WHY THE FUCK DOESN'T THIS ASSHOLE SEPARATE VALUES WITH A FUCKING COMMA??? Who uses fucking fixed width columns?? Python's string split function works just fine, but we're supposed to apply only tf functions inside a dataset map, plus split returns a list not a Tensor. SERIOUSLY, WTF.

We've tried:
* tf.decode_raw: will return one uint8 per character. We'd have to group them in 16-long batches, convert _back_ to characters, concatenate, then parse as a float. And I don't think there's a function just for parsing text values.
* tf.split_string: it needs a different shape?
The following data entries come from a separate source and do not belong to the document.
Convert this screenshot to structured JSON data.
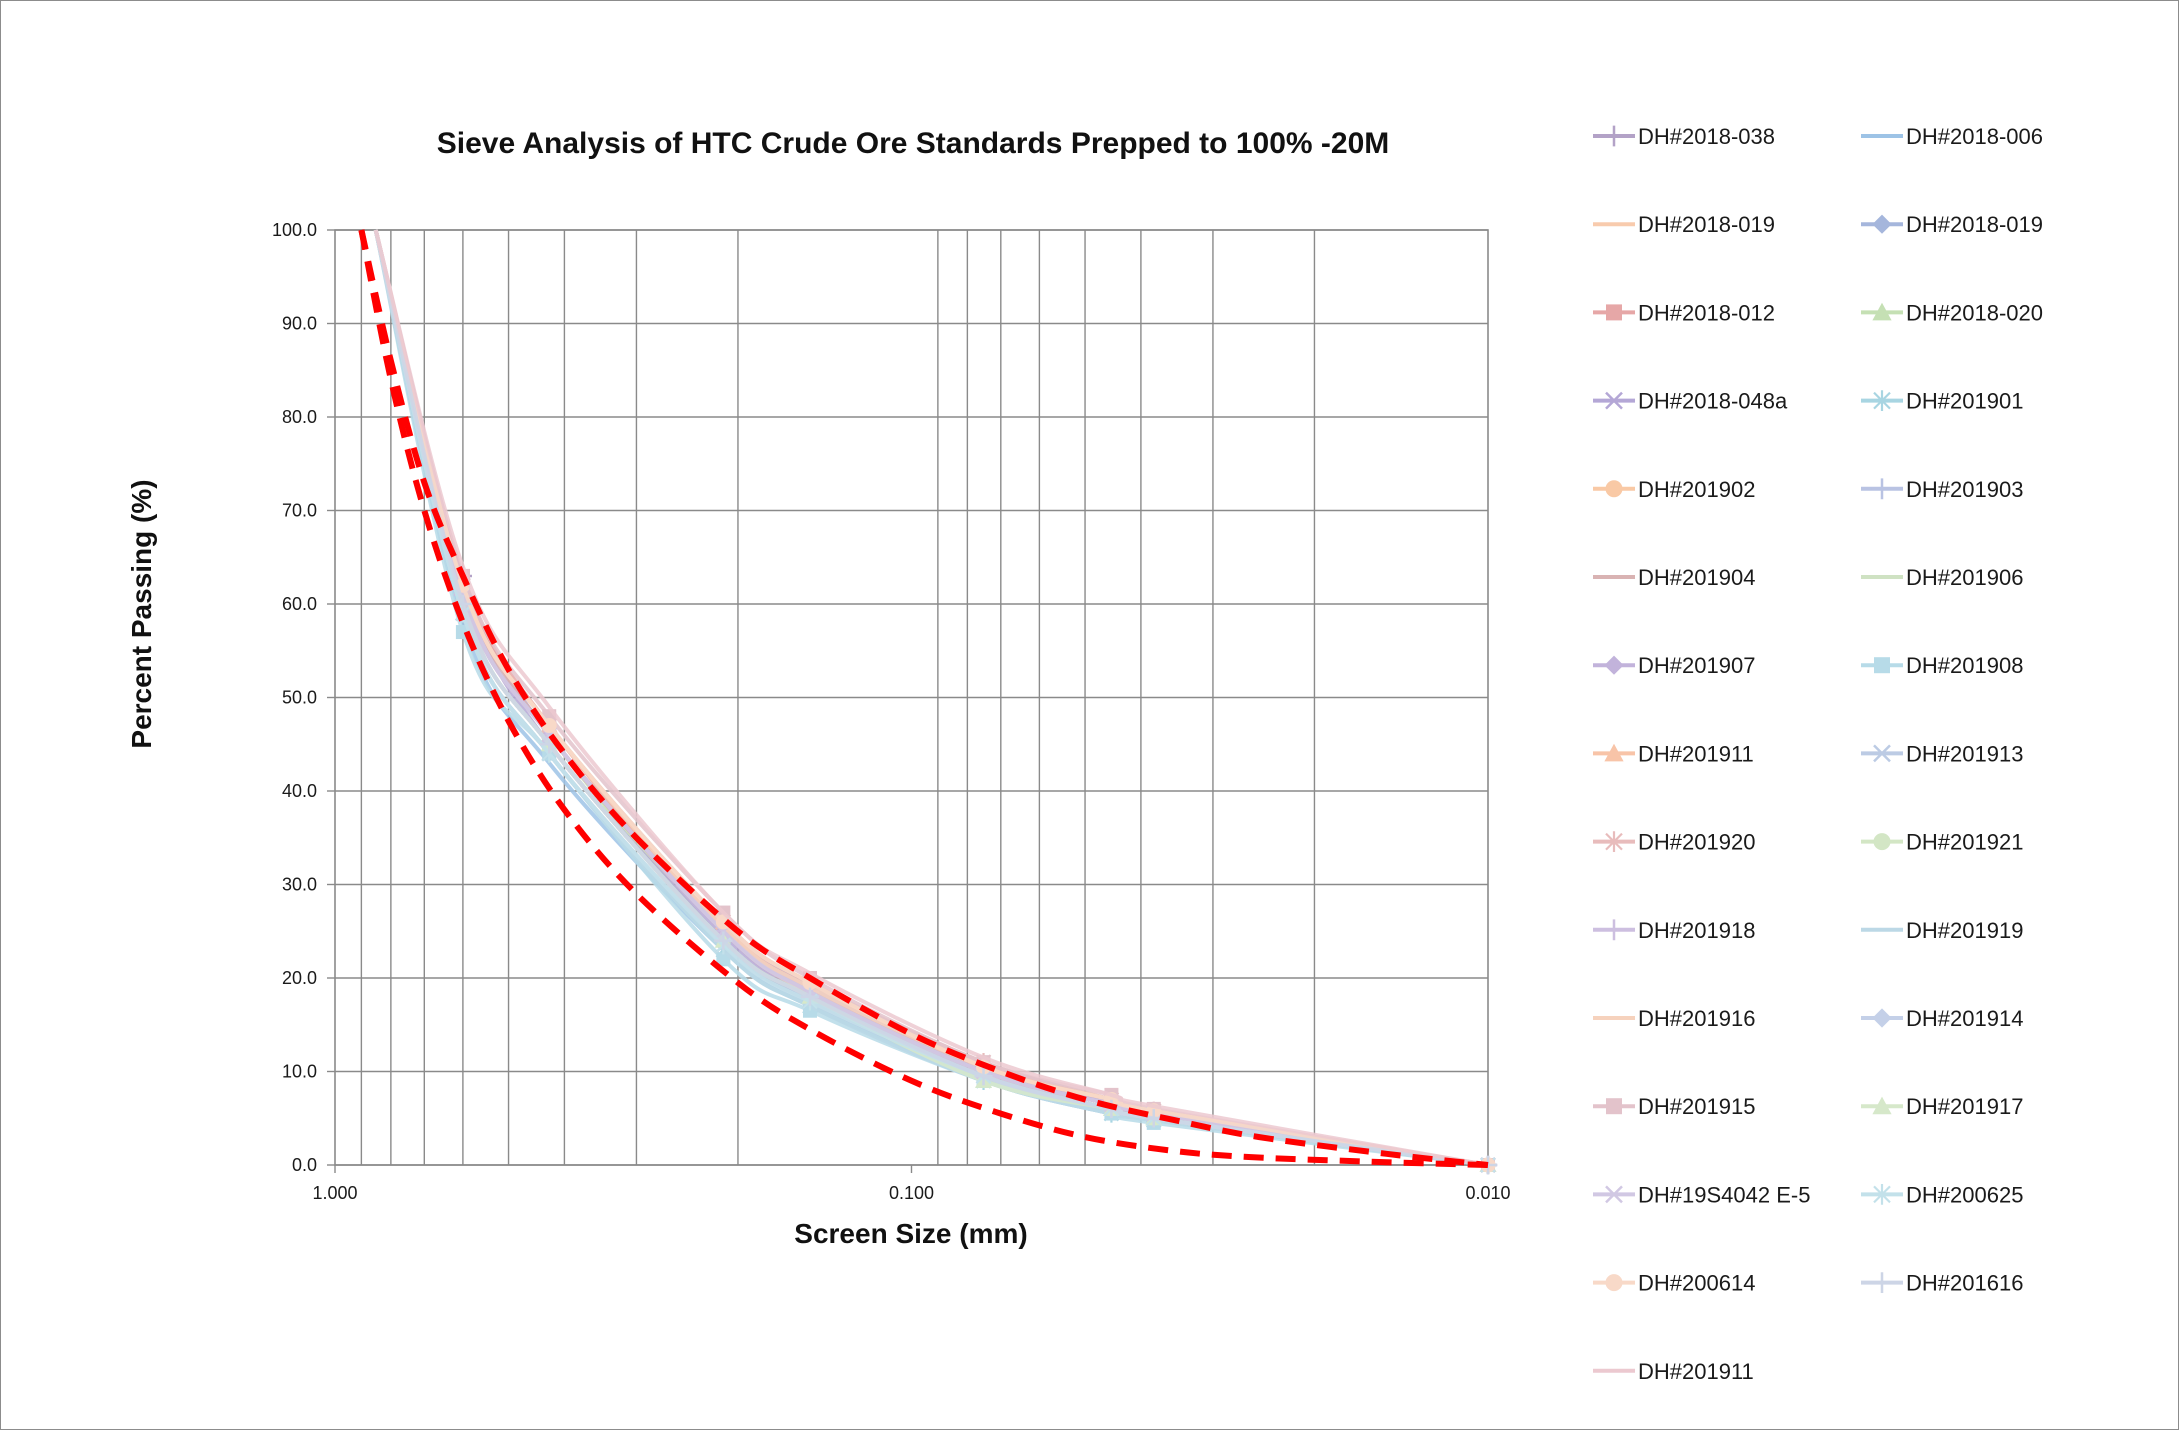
{
  "chart_data": {
    "type": "line",
    "title": "Sieve Analysis of HTC Crude Ore Standards Prepped to 100% -20M",
    "xlabel": "Screen Size (mm)",
    "ylabel": "Percent Passing (%)",
    "x_scale": "log",
    "x_reversed": true,
    "xlim": [
      1.0,
      0.01
    ],
    "ylim": [
      0,
      100
    ],
    "x_ticks": [
      "1.000",
      "0.100",
      "0.010"
    ],
    "y_ticks": [
      "0.0",
      "10.0",
      "20.0",
      "30.0",
      "40.0",
      "50.0",
      "60.0",
      "70.0",
      "80.0",
      "90.0",
      "100.0"
    ],
    "grid": true,
    "legend_position": "right",
    "sieve_sizes_mm": [
      0.85,
      0.6,
      0.425,
      0.212,
      0.15,
      0.075,
      0.045,
      0.038,
      0.01
    ],
    "series": [
      {
        "name": "DH#2018-038",
        "color": "#b3a2c7",
        "marker": "plus",
        "values": [
          100,
          63,
          46,
          26,
          19,
          10.5,
          6.5,
          5.5,
          0
        ]
      },
      {
        "name": "DH#2018-006",
        "color": "#9dc3e6",
        "marker": "none",
        "values": [
          100,
          58,
          43,
          23,
          17,
          9,
          5.5,
          4.8,
          0
        ]
      },
      {
        "name": "DH#2018-019",
        "color": "#f8cbad",
        "marker": "none",
        "values": [
          100,
          62,
          47,
          25,
          18.5,
          10.5,
          7,
          5.8,
          0
        ]
      },
      {
        "name": "DH#2018-019",
        "color": "#a5b6dc",
        "marker": "diamond",
        "values": [
          100,
          60,
          45,
          24,
          17.5,
          9.5,
          6,
          5,
          0
        ]
      },
      {
        "name": "DH#2018-012",
        "color": "#e6a7a7",
        "marker": "square",
        "values": [
          100,
          63,
          47,
          25.5,
          19,
          10.5,
          7,
          5.5,
          0
        ]
      },
      {
        "name": "DH#2018-020",
        "color": "#c5e0b4",
        "marker": "triangle",
        "values": [
          100,
          61,
          46,
          24,
          18,
          9,
          6,
          5,
          0
        ]
      },
      {
        "name": "DH#2018-048a",
        "color": "#b4a7d6",
        "marker": "x",
        "values": [
          100,
          62,
          45,
          24.5,
          18,
          10,
          6.5,
          5.3,
          0
        ]
      },
      {
        "name": "DH#201901",
        "color": "#a8d5e2",
        "marker": "star",
        "values": [
          100,
          59,
          44,
          23,
          17,
          9,
          5.5,
          4.8,
          0
        ]
      },
      {
        "name": "DH#201902",
        "color": "#f9c9a5",
        "marker": "circle",
        "values": [
          100,
          61,
          46,
          25,
          18.5,
          10,
          6.5,
          5.5,
          0
        ]
      },
      {
        "name": "DH#201903",
        "color": "#b9c3e3",
        "marker": "plus",
        "values": [
          100,
          60,
          45,
          24,
          18,
          9.5,
          6,
          5,
          0
        ]
      },
      {
        "name": "DH#201904",
        "color": "#d9b3b3",
        "marker": "none",
        "values": [
          100,
          62,
          46,
          25,
          19,
          10,
          6.5,
          5.5,
          0
        ]
      },
      {
        "name": "DH#201906",
        "color": "#cfe2c3",
        "marker": "none",
        "values": [
          100,
          60,
          45,
          24,
          18,
          9,
          6,
          5,
          0
        ]
      },
      {
        "name": "DH#201907",
        "color": "#c2b3db",
        "marker": "diamond",
        "values": [
          100,
          61,
          46,
          25,
          19,
          10.5,
          6.8,
          5.5,
          0
        ]
      },
      {
        "name": "DH#201908",
        "color": "#b7dbe8",
        "marker": "square",
        "values": [
          100,
          57,
          44,
          22,
          16.5,
          9,
          5.5,
          4.5,
          0
        ]
      },
      {
        "name": "DH#201911",
        "color": "#f8c4a8",
        "marker": "triangle",
        "values": [
          100,
          62,
          47,
          26,
          19.5,
          10.5,
          7,
          5.8,
          0
        ]
      },
      {
        "name": "DH#201913",
        "color": "#bccbe4",
        "marker": "x",
        "values": [
          100,
          59,
          44,
          23.5,
          17.5,
          9.5,
          6,
          5,
          0
        ]
      },
      {
        "name": "DH#201920",
        "color": "#e8bcbc",
        "marker": "star",
        "values": [
          100,
          62,
          47,
          26,
          19.5,
          11,
          7,
          5.8,
          0
        ]
      },
      {
        "name": "DH#201921",
        "color": "#d3e6c5",
        "marker": "circle",
        "values": [
          100,
          60,
          45,
          24,
          18,
          9.5,
          6,
          5,
          0
        ]
      },
      {
        "name": "DH#201918",
        "color": "#cdbfe0",
        "marker": "plus",
        "values": [
          100,
          61,
          46,
          25,
          18.5,
          10,
          6.5,
          5.5,
          0
        ]
      },
      {
        "name": "DH#201919",
        "color": "#bcd8e6",
        "marker": "none",
        "values": [
          100,
          59,
          44,
          23,
          17,
          9,
          5.5,
          4.8,
          0
        ]
      },
      {
        "name": "DH#201916",
        "color": "#f6d2bd",
        "marker": "none",
        "values": [
          100,
          62,
          47,
          25.5,
          19,
          10.5,
          7,
          5.8,
          0
        ]
      },
      {
        "name": "DH#201914",
        "color": "#c4d0e8",
        "marker": "diamond",
        "values": [
          100,
          60,
          45,
          24,
          18,
          9.5,
          6,
          5,
          0
        ]
      },
      {
        "name": "DH#201915",
        "color": "#e3c3cb",
        "marker": "square",
        "values": [
          100,
          63,
          48,
          27,
          20,
          11,
          7.5,
          6,
          0
        ]
      },
      {
        "name": "DH#201917",
        "color": "#d6e8ca",
        "marker": "triangle",
        "values": [
          100,
          60,
          45,
          24,
          18,
          9,
          6,
          5,
          0
        ]
      },
      {
        "name": "DH#19S4042 E-5",
        "color": "#d1c8e3",
        "marker": "x",
        "values": [
          100,
          61,
          46,
          25,
          18.5,
          10,
          6.5,
          5.5,
          0
        ]
      },
      {
        "name": "DH#200625",
        "color": "#c3e1ea",
        "marker": "star",
        "values": [
          100,
          59,
          44,
          23.5,
          17.5,
          9.5,
          6,
          5,
          0
        ]
      },
      {
        "name": "DH#200614",
        "color": "#f8d9c8",
        "marker": "circle",
        "values": [
          100,
          62,
          47,
          26,
          19.5,
          10.5,
          7,
          5.8,
          0
        ]
      },
      {
        "name": "DH#201616",
        "color": "#cdd5e6",
        "marker": "plus",
        "values": [
          100,
          60,
          45,
          24,
          18,
          9.5,
          6,
          5,
          0
        ]
      },
      {
        "name": "DH#201911",
        "color": "#ecc9d0",
        "marker": "none",
        "values": [
          100,
          64,
          49,
          27,
          20.5,
          11.5,
          7.5,
          6.3,
          0
        ]
      }
    ],
    "envelopes": [
      {
        "color": "#ff0000",
        "style": "dashed",
        "x": [
          0.9,
          0.8,
          0.7,
          0.6,
          0.5,
          0.4,
          0.3,
          0.2,
          0.15,
          0.1,
          0.07,
          0.05,
          0.035,
          0.025,
          0.015,
          0.01
        ],
        "values": [
          100,
          84,
          70,
          58,
          47.5,
          38,
          29,
          19.5,
          14.5,
          9,
          5.5,
          3,
          1.5,
          0.8,
          0.3,
          0
        ]
      },
      {
        "color": "#ff0000",
        "style": "dashed",
        "x": [
          0.9,
          0.8,
          0.7,
          0.6,
          0.5,
          0.4,
          0.3,
          0.2,
          0.15,
          0.1,
          0.07,
          0.05,
          0.035,
          0.025,
          0.015,
          0.01
        ],
        "values": [
          100,
          86,
          73,
          63,
          53,
          44,
          35,
          25,
          20,
          14,
          10,
          7,
          4.8,
          3,
          1.2,
          0
        ]
      }
    ]
  }
}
Can't figure this shit out, the error messages are (surprise?) _not fucking helpful_.
* tf.expand_dims + tf.split_string: Let's try adding the dimension it needs then? We can't because... hell if I know. The only thing the error message tells me it it's got something to do with being run in eager mode.

I've no idea what to do with this shit. My best guess is, abandon the Tensorflow dataset pipeline, make a preprocessing step in numpy or some shit, save the preprocessed file back to disk and work on it instead.

God fucking damn it.

## Data Preprocessing

Made peace with the fact we're gonna have to do this as an actual pre-step and save a processed file, rather than do it live in the Dataset pipeline.

### Goal
To preprocess 6 files into a single one. Each of the raw files has 128 samples per line, in fixed-width format. We need to get the first 64 of these, then transpose it, then concatenate all the lines as one long vector. That will be one column of the final file, and we need 6 of those.

Coffee machine hasn't been refilled in 4 hours tho, so I AIN'T GONNA DO THIS SHIT NOW.